Adios Buenos Aires...
Une semaine déjà... Et demain, départ pour l’Uruguay !
6 jours à Buenos Aires pour une première impression. Ville la plus européenne de l’Amérique du Sud, sans doute à cause de l’incroyable immigration composée d’Espagnols, d’Italiens, de Français et d’Anglais sans compter la vague d’Allemands de l’après guerre, la cité s’est constituée comme une mosaïque de cultures qui, chacune, a imprimé sa marque pour donner une capitale cosmopolite sans unité réelle mais comme en miroir de nos projections... Quartier Français, monuments Anglais (une réplique de Big Ben !), architecture Italienne, c’est comme si chacun de nos pas nous renvoyait à des bribes de nos propres origines.
Pourtant, les Argentins existent bien, ils sont réservés, polis, apparemment sans aspérités au tout premier abord. Il faut parler avec eux pour mieux comprendre l’histoire tragique de ce peuple, la série incroyable de bouleversements qu’ils ont vécus dans la succession de coup d’état qui tous les 10 ans, portaient au pouvoir des juntes militaires impitoyables décimant les forces vives de la nation, intellectuels persécutés, travailleurs asservis.
De ce point de vue, le Musée du Bicentenaire, construit sur les ruines des fondations du premier fortin, au pied de la Maison Rose, est un exemple de pédagogie vivante et moderne. Du XVIII ème siècle à nos jours, l’histoire de l’Argentine est expliquée, analysée et mise en valeur, des conflits initiaux contre l’Espagne à l’émancipation, de l’affrontement entre les fédéralistes et les tenants d’une centralisation contrôlée par Buenos Aires, du néo-impérialisme économique des anciens occupants à la création d’une économie sous perfusion des capitaux étrangers, de la présence envahissante de l’Angleterre à la succession de coups d’état qui rendent cette démocratie si avide de paix.

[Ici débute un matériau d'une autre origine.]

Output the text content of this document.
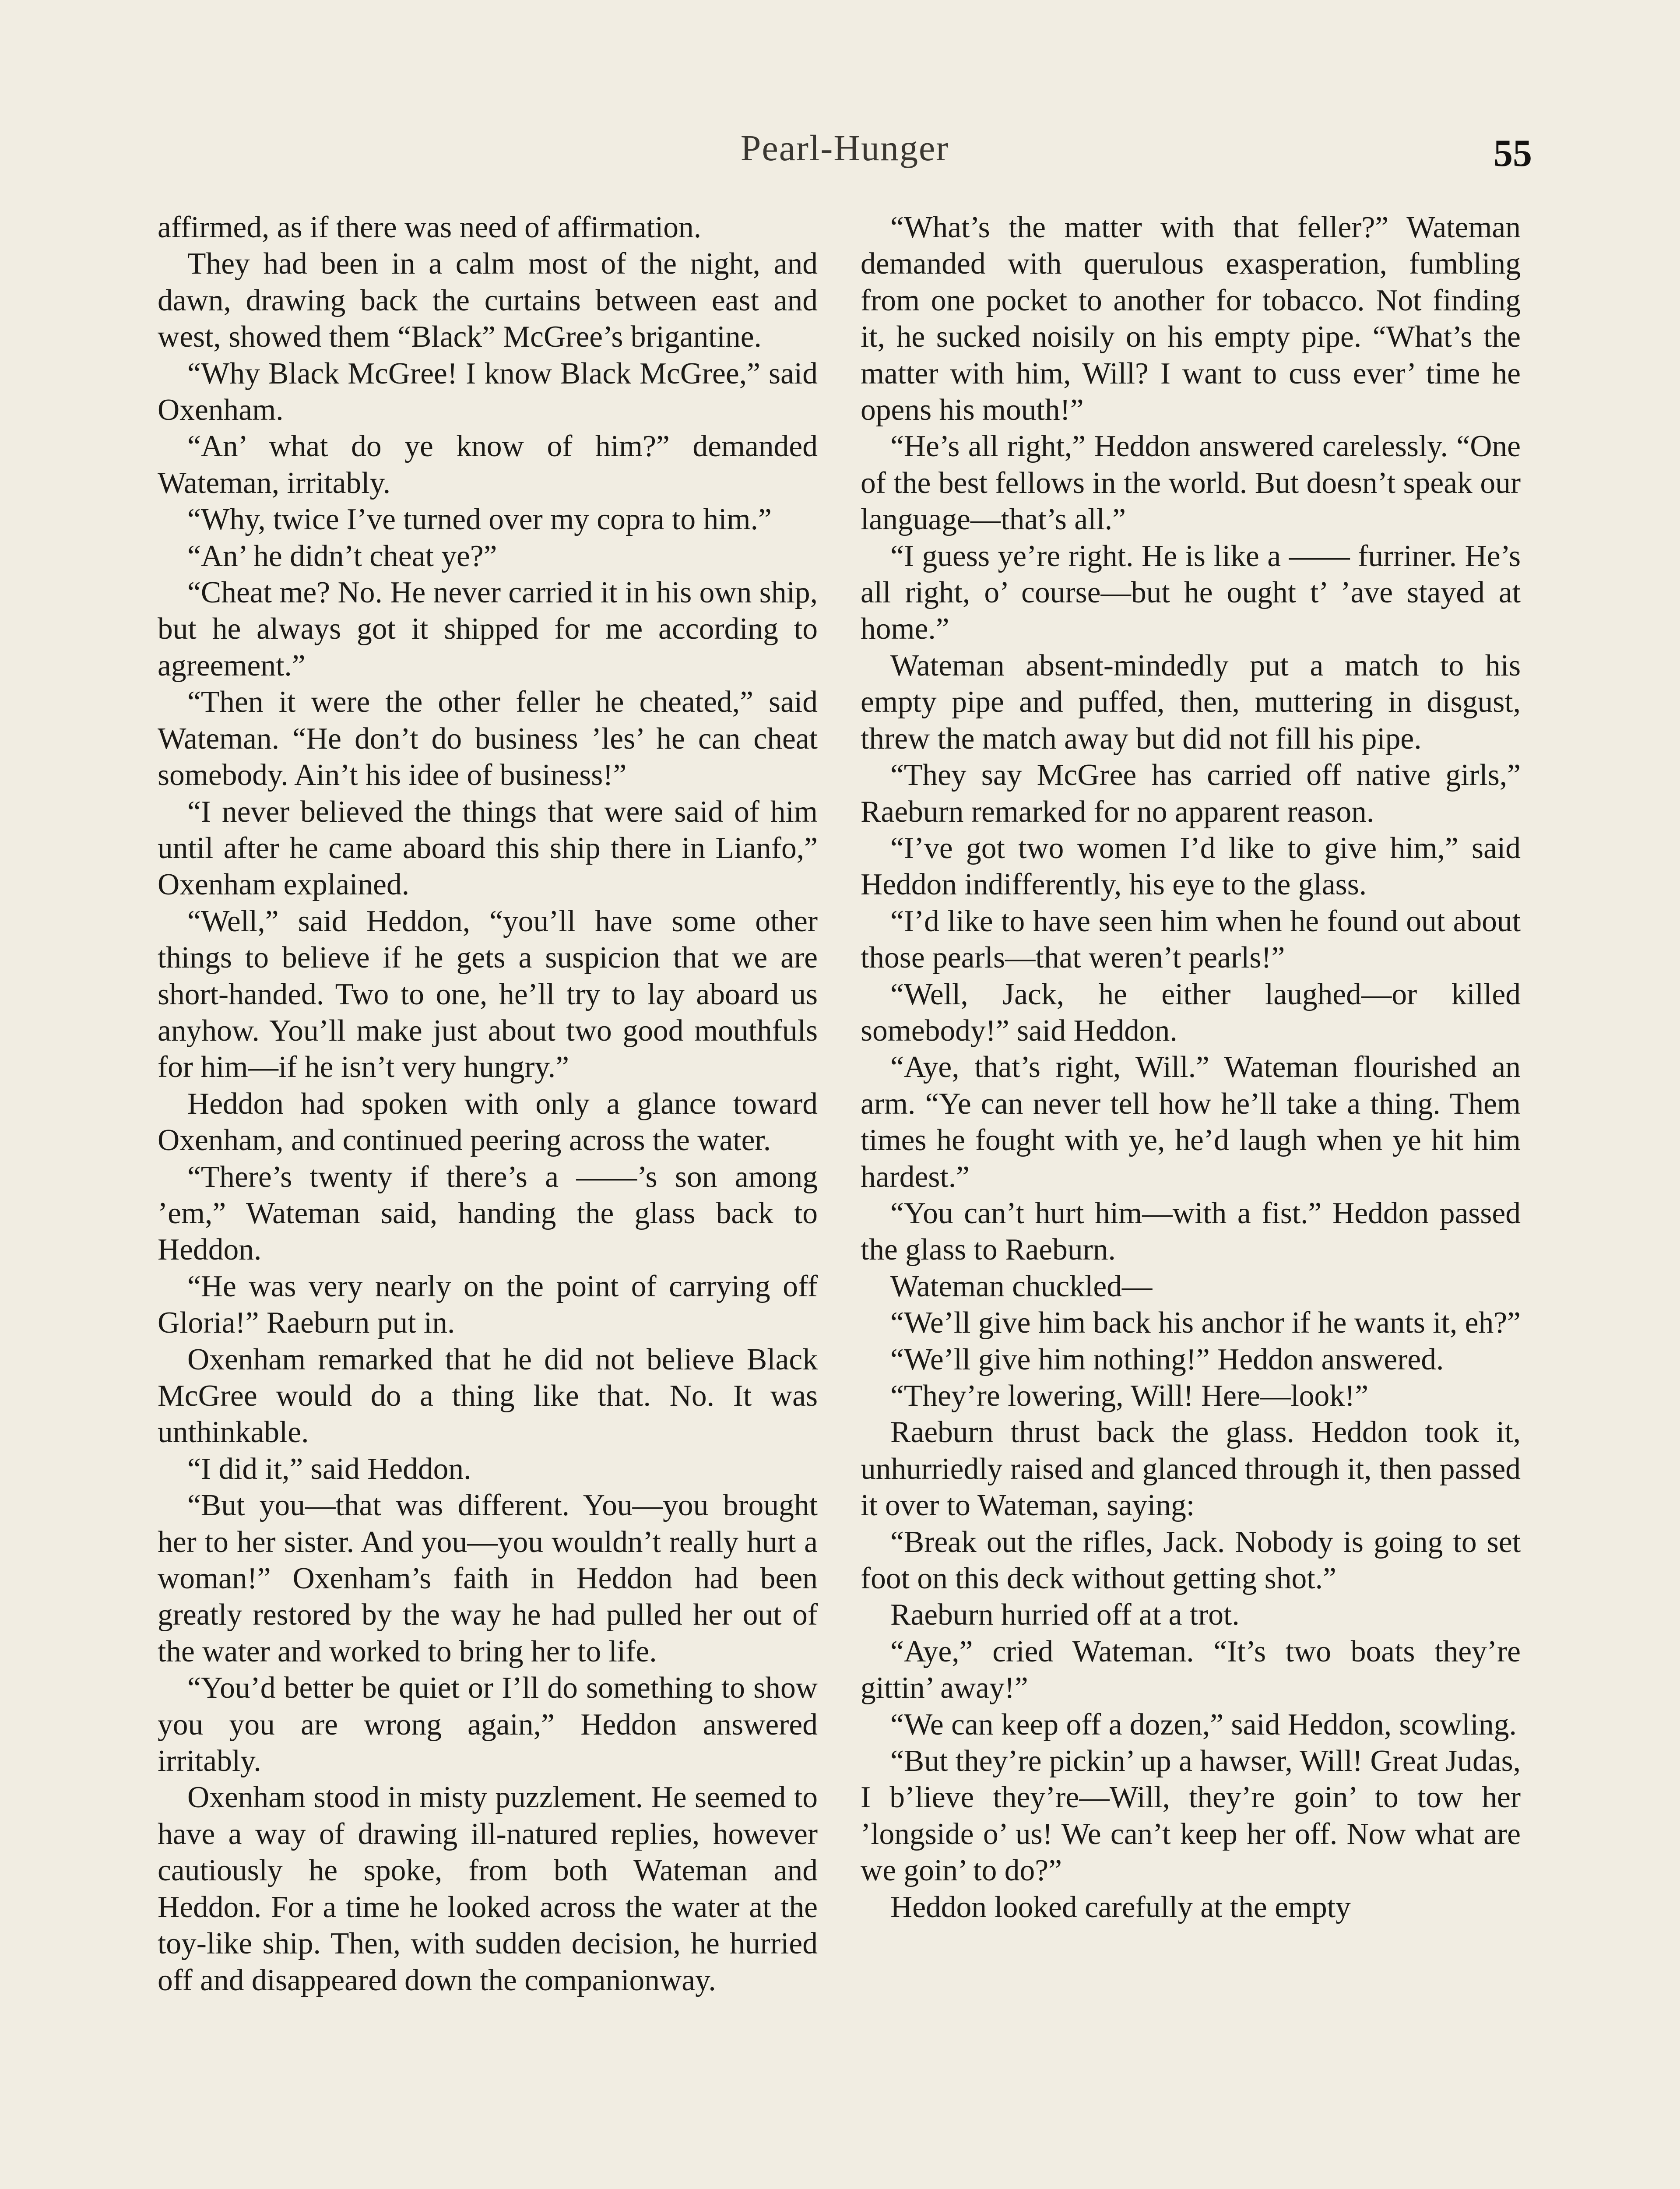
Pearl-Hunger	55

affirmed, as if there was need of affirmation.

They had been in a calm most of the night, and dawn, drawing back the curtains between east and west, showed them “Black” McGree’s brigantine.

“Why Black McGree! I know Black McGree,” said Oxenham.

“An’ what do ye know of him?” demanded Wateman, irritably.

“Why, twice I’ve turned over my copra to him.”

“An’ he didn’t cheat ye?”

“Cheat me? No. He never carried it in his own ship, but he always got it shipped for me according to agreement.”

“Then it were the other feller he cheated,” said Wateman. “He don’t do business ’les’ he can cheat somebody. Ain’t his idee of business!”

“I never believed the things that were said of him until after he came aboard this ship there in Lianfo,” Oxenham explained.

“Well,” said Heddon, “you’ll have some other things to believe if he gets a suspicion that we are short-handed. Two to one, he’ll try to lay aboard us anyhow. You’ll make just about two good mouthfuls for him—if he isn’t very hungry.”

Heddon had spoken with only a glance toward Oxenham, and continued peering across the water.

“There’s twenty if there’s a ——’s son among ’em,” Wateman said, handing the glass back to Heddon.

“He was very nearly on the point of carrying off Gloria!” Raeburn put in.

Oxenham remarked that he did not believe Black McGree would do a thing like that. No. It was unthinkable.

“I did it,” said Heddon.

“But you—that was different. You—you brought her to her sister. And you—you wouldn’t really hurt a woman!” Oxenham’s faith in Heddon had been greatly restored by the way he had pulled her out of the water and worked to bring her to life.

“You’d better be quiet or I’ll do something to show you you are wrong again,” Heddon answered irritably.

Oxenham stood in misty puzzlement. He seemed to have a way of drawing ill-natured replies, however cautiously he spoke, from both Wateman and Heddon. For a time he looked across the water at the toy-like ship. Then, with sudden decision, he hurried off and disappeared down the companionway.

“What’s the matter with that feller?” Wateman demanded with querulous exasperation, fumbling from one pocket to another for tobacco. Not finding it, he sucked noisily on his empty pipe. “What’s the matter with him, Will? I want to cuss ever’ time he opens his mouth!”

“He’s all right,” Heddon answered carelessly. “One of the best fellows in the world. But doesn’t speak our language—that’s all.”

“I guess ye’re right. He is like a —— furriner. He’s all right, o’ course—but he ought t’ ’ave stayed at home.”

Wateman absent-mindedly put a match to his empty pipe and puffed, then, muttering in disgust, threw the match away but did not fill his pipe.

“They say McGree has carried off native girls,” Raeburn remarked for no apparent reason.

“I’ve got two women I’d like to give him,” said Heddon indifferently, his eye to the glass.

“I’d like to have seen him when he found out about those pearls—that weren’t pearls!”

“Well, Jack, he either laughed—or killed somebody!” said Heddon.

“Aye, that’s right, Will.” Wateman flourished an arm. “Ye can never tell how he’ll take a thing. Them times he fought with ye, he’d laugh when ye hit him hardest.”

“You can’t hurt him—with a fist.” Heddon passed the glass to Raeburn.

Wateman chuckled—

“We’ll give him back his anchor if he wants it, eh?”

“We’ll give him nothing!” Heddon answered.

“They’re lowering, Will! Here—look!”

Raeburn thrust back the glass. Heddon took it, unhurriedly raised and glanced through it, then passed it over to Wateman, saying:

“Break out the rifles, Jack. Nobody is going to set foot on this deck without getting shot.”

Raeburn hurried off at a trot.

“Aye,” cried Wateman. “It’s two boats they’re gittin’ away!”

“We can keep off a dozen,” said Heddon, scowling.

“But they’re pickin’ up a hawser, Will! Great Judas, I b’lieve they’re—Will, they’re goin’ to tow her ’longside o’ us! We can’t keep her off. Now what are we goin’ to do?”

Heddon looked carefully at the empty
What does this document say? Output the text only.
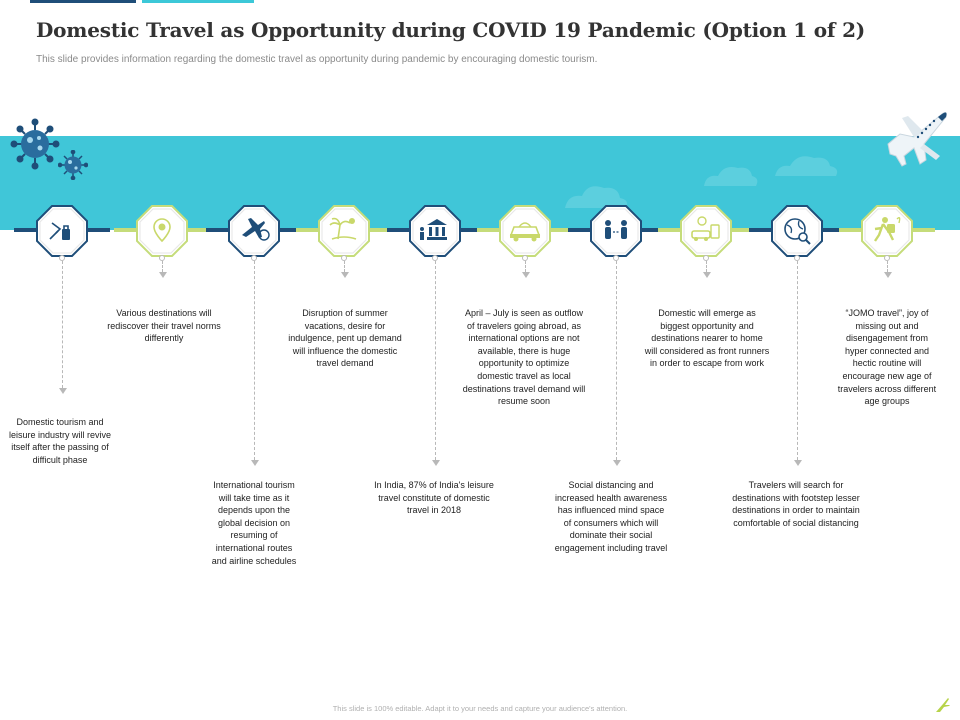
Domestic Travel as Opportunity during COVID 19 Pandemic (Option 1 of 2)
This slide provides information regarding the domestic travel as opportunity during pandemic by encouraging domestic tourism.
Domestic tourism and leisure industry will revive itself after the passing of difficult phase
Various destinations will rediscover their travel norms differently
International tourism will take time as it depends upon the global decision on resuming of international routes and airline schedules
Disruption of summer vacations, desire for indulgence, pent up demand will influence the domestic travel demand
In India, 87% of India's leisure travel constitute of domestic travel in 2018
April – July is seen as outflow of travelers going abroad, as international options are not available, there is huge opportunity to optimize domestic travel as local destinations travel demand will resume soon
Social distancing and increased health awareness has influenced mind space of consumers which will dominate their social engagement including travel
Domestic will emerge as biggest opportunity and destinations nearer to home will considered as front runners in order to escape from work
Travelers will search for destinations with footstep lesser destinations in order to maintain comfortable of social distancing
“JOMO travel”, joy of missing out and disengagement from hyper connected and hectic routine will encourage new age of travelers across different age groups
This slide is 100% editable. Adapt it to your needs and capture your audience's attention.
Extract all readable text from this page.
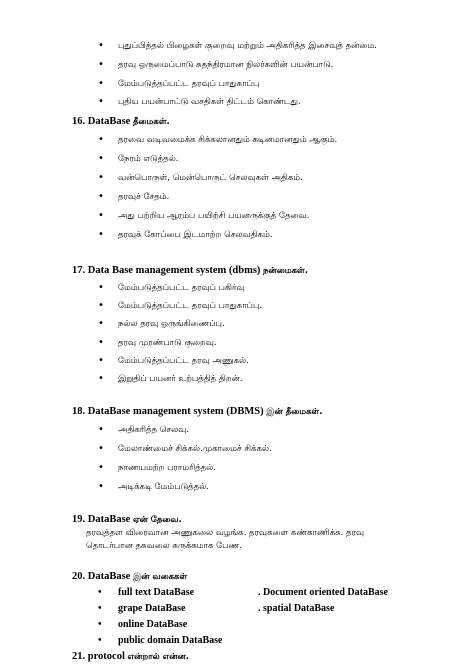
• புதுப்பித்தல் பிழைகள் குறைவு மற்றும் அதிகரித்த இசைவுத் தன்மை.
• தரவு ஒருமைப்பாடு சுதந்திரமான நிலர்களின் பயன்பாடு.
• மேம்படுத்தப்பட்ட தரவுப் பாதுகாப்பு
• புதிய பயன்பாட்டு வசதிகள் திட்டம் கொண்டது.
16. DataBase தீமைகள்.
• தரவை வடிவமைக்க சிக்கலானதும் கடினமானதும் ஆகும்.
• நேரம் எடுத்தல்.
• வன்பொருள், மென்பொருட் செலவுகள் அதிகம்.
• தரவுச் சேதம்.
• அது பற்றிய ஆரம்ப பயிற்சி பயனருக்குத் தேவை.
• தரவுக் கோப்பை இடமாற்ற செலவதிகம்.
17. Data Base management system (dbms) நன்மைகள்.
• மேம்படுத்தப்பட்ட தரவுப் பகிர்வு
• மேம்படுத்தப்பட்ட தரவுப் பாதுகாப்பு.
• நல்ல தரவு ஒருங்கிணைப்பு.
• தரவு முரண்பாடு குறைவு.
• மேம்படுத்தப்பட்ட தரவு அணுகல்.
• இறுதிப் பயனர் உற்பத்தித் திறன்.
18. DataBase management system (DBMS) இன் தீமைகள்.
• அதிகரித்த செலவு.
• மேலாண்மைச் சிக்கல்.முகாமைச் சிக்கல்.
• நாணயமற்ற பராமரித்தல்.
• அடிக்கடி மேம்படுத்தல்.
19. DataBase ஏன் தேவை.
தரவுத்தள விரைவான அணுகலை வழங்க. தரவுகளை கண்காணிக்க. தரவு
தொடர்பான தகவலை சுருக்கமாக பேண.
20. DataBase இன் வகைகள்
• full text DataBase
• grape DataBase
• online DataBase
• public domain DataBase
. Document oriented DataBase
. spatial DataBase
21. protocol என்றால் என்ன.
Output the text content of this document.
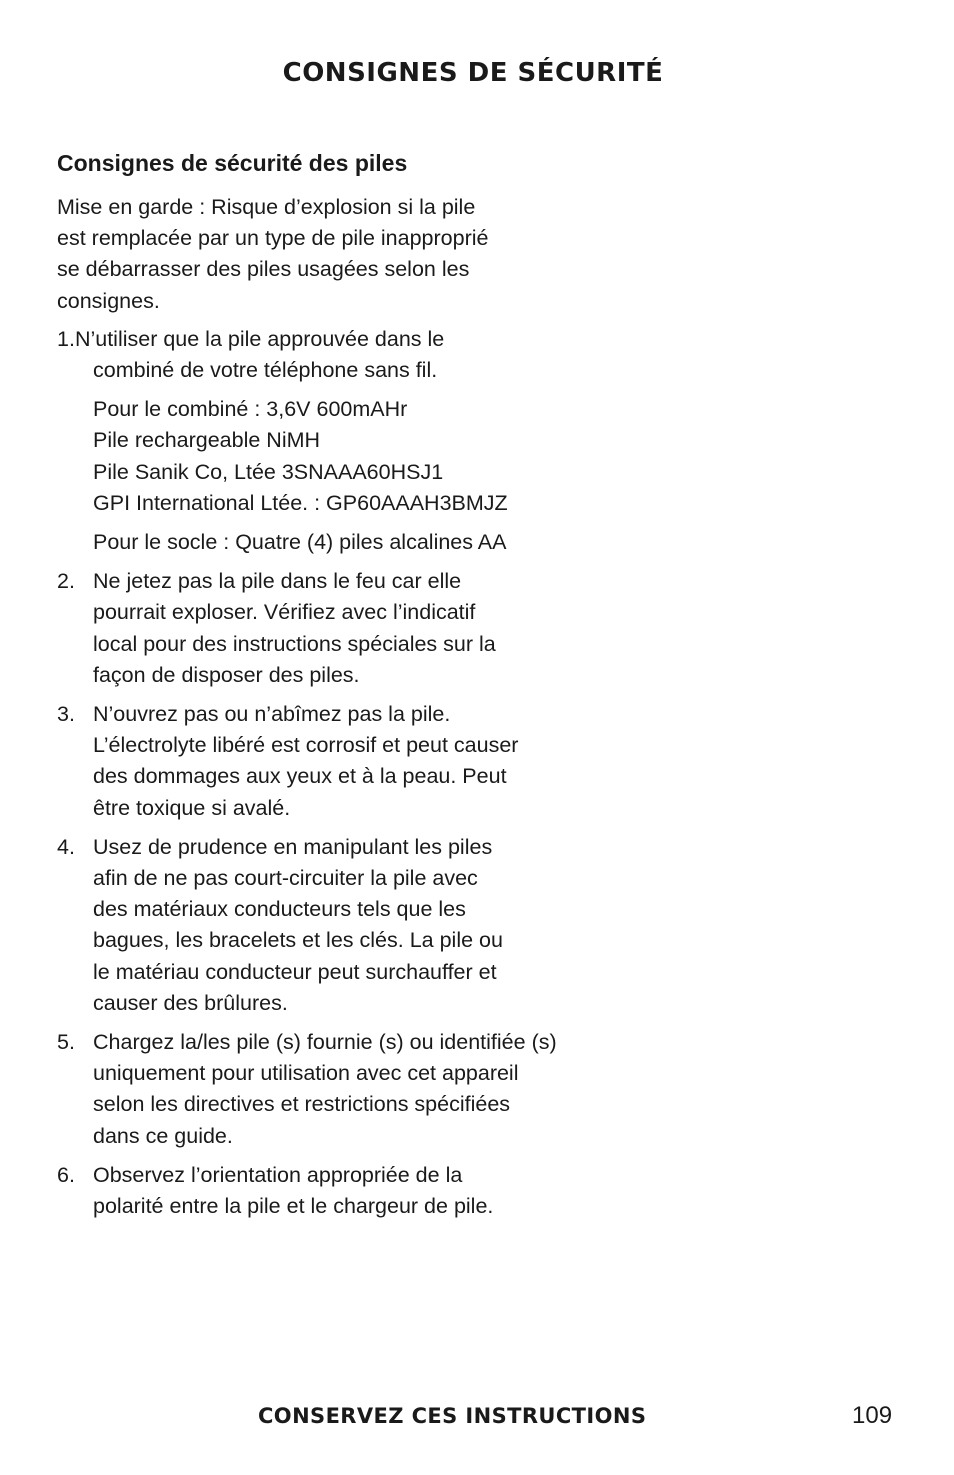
CONSIGNES DE SÉCURITÉ
Consignes de sécurité des piles
Mise en garde : Risque d’explosion si la pile
est remplacée par un type de pile inapproprié
se débarrasser des piles usagées selon les
consignes.
1.N’utiliser que la pile approuvée dans le
combiné de votre téléphone sans fil.
Pour le combiné : 3,6V 600mAHr
Pile rechargeable NiMH
Pile Sanik Co, Ltée 3SNAAA60HSJ1
GPI International Ltée. : GP60AAAH3BMJZ
Pour le socle : Quatre (4) piles alcalines AA
2. Ne jetez pas la pile dans le feu car elle
pourrait exploser. Vérifiez avec l’indicatif
local pour des instructions spéciales sur la
façon de disposer des piles.
3. N’ouvrez pas ou n’abîmez pas la pile.
L’électrolyte libéré est corrosif et peut causer
des dommages aux yeux et à la peau. Peut
être toxique si avalé.
4. Usez de prudence en manipulant les piles
afin de ne pas court-circuiter la pile avec
des matériaux conducteurs tels que les
bagues, les bracelets et les clés. La pile ou
le matériau conducteur peut surchauffer et
causer des brûlures.
5. Chargez la/les pile (s) fournie (s) ou identifiée (s)
uniquement pour utilisation avec cet appareil
selon les directives et restrictions spécifiées
dans ce guide.
6. Observez l’orientation appropriée de la
polarité entre la pile et le chargeur de pile.
CONSERVEZ CES INSTRUCTIONS	109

La ville vibre sans arrêt, le ballet incessant des bus impressionne, les jardins et parcs floraux ouvrent la cité sur une verdure luxuriante où des «gommiers» gigantesques séculaires étendent leurs branches à l’infini et offrent une ombre apaisante, les cafés chargés d’histoire racontent un passé prestigieux de tango, d’écrivains et de peintres en une légende sépia...Mais cela donne aussi une impression de vide, ou d’un trop plein d’énergie que rien ne peut encadrer.
A Buenos Aires, on ne voit jamais la mer, comme si ce port tourné vers l’horizon avait banni sa côte, les vieux immeubles baroques se juxtaposent aux flèches brillantes des grattes-ciel qui grimpent dans l’azur sans harmonie, les pavés défoncés des trottoirs ceignent des routes parfaitement asphaltées... contrastes, ville de paradoxes, ville du bout du monde. Tout est si loin, vu des antipodes et de cette terre que l’espace alentour enferme.
Je garde des images de fulgurance des Musées superbes, la trace vivante d’un Péronisme comme espoir, mais tout cela fait penser à une nouvelle de Buzzatti, Buenos Aires est une sentinelle des confins, un phare dont le pinceau lumineux n’accroche que le vide dans ses filets.
Buenos Aires est une complainte... mais sa musique est désaccordée !
PS : Plaisir extrême de diner avec un ami. Gaston Gallo, un maître artificier (la firme Jupiter qui a gagné à Cannes, c’est lui) et son épouse qui tient un restaurant à Puerto Moreno. On parlera d’artifices, bien sûr, avec mon projet «Battles in the sky» mais aussi de l’Argentine, de son enfance, de son père, de la dictature qu’il a connu. Homme passionné et raffiné, ils nous ouvrira les portes d’une Argentine inconnue.